The book, which, along with the others in the series, I have read every year since I was 8 (and I will not admit how many times that is...), is about the rise of atheism. What the film lacks is a deliberate confrontation between faith and atheism. Sure, there were little hints, like when Aslan tells Lucy that just because her friends lack faith doesn't mean...blah blah. But that's a lecture, and who wants a lecture in an adventure film. In the book, that lecture is personal advice during a very confessional moment. You must do what you think is right, even if others tell you that you are wrong. Period.

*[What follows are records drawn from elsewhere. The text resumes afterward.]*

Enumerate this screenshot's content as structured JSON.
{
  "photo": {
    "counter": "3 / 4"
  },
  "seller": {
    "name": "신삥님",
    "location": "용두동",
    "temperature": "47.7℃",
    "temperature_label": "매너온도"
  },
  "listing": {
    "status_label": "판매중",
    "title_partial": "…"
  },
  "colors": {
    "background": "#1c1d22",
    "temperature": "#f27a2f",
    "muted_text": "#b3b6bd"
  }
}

In the book, Miraz champions atheism, and Dr. Cornelius, who is the Narnian equivalent of a priest-living-in-hiding, is the teacher of the faith who saves Caspian from a faithless world. Miraz tells Caspian that he has been told fairy tales, and Caspian despairs; Cornelius tells Caspian the tales are true, and Caspian rejoices. Caspian is forced on a pilgrimage and finds the Truth, and the Truth, ultimately, defeats the faithless. We see none of that in the film, and that's a shame. The rise of faith, and of the faithful, is the real story in Prince Caspian.


Julie said...

That is a fascinating take, Macbeth. That explains the teacher in the public school-style classroom who was liberated at the end.

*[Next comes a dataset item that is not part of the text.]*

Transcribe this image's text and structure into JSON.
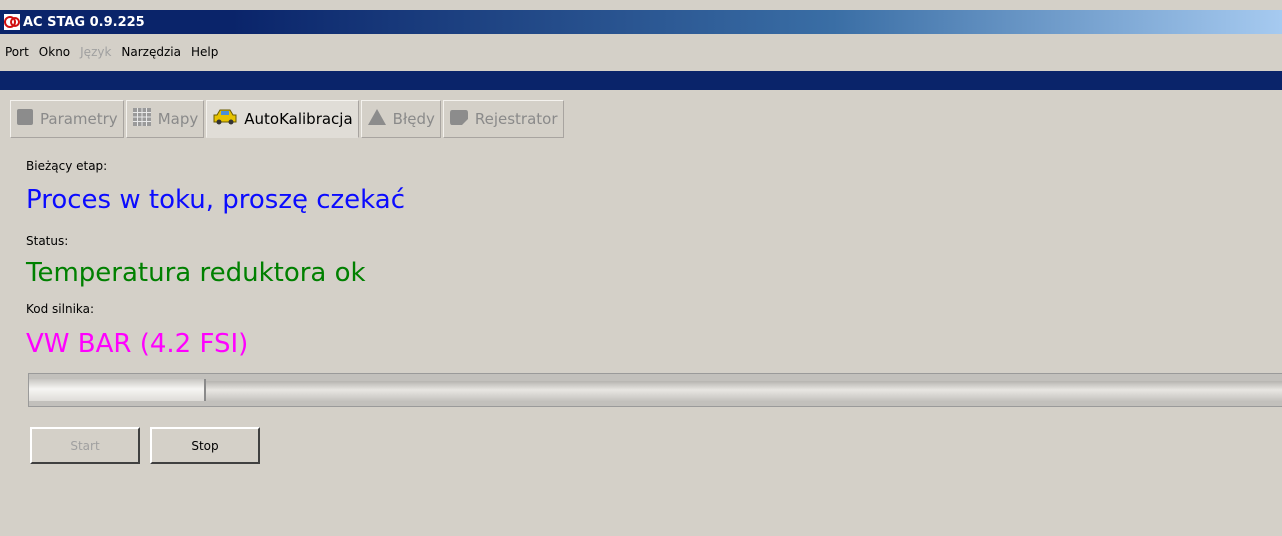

I guess that theme just struck a little too close to home for comfort.

Ian said...

I wouldn't have expected much more from the producers and directors. Douglas Gresham said in his book Lenten Lands that CS Lewis was Anglican just because it was the closest church - as if Lewis' theology was based on a whim. He also said during an interview I heard that you can get whatever religious significance you want to out of the books you want and that there wasn't a specifically Christian theme to them.

MacBeth Derham said...

Goodness, Ian...makes you wonder if Gresham ever read any other books Lewis wrote...So the producers and directors don't "get it," and Gresham is basically saying "whatever." Then, perhaps, it is only by God's grace that any good message comes of the film. Well, as my grandmother always said, the best way to ruin a book is to make a movie of it.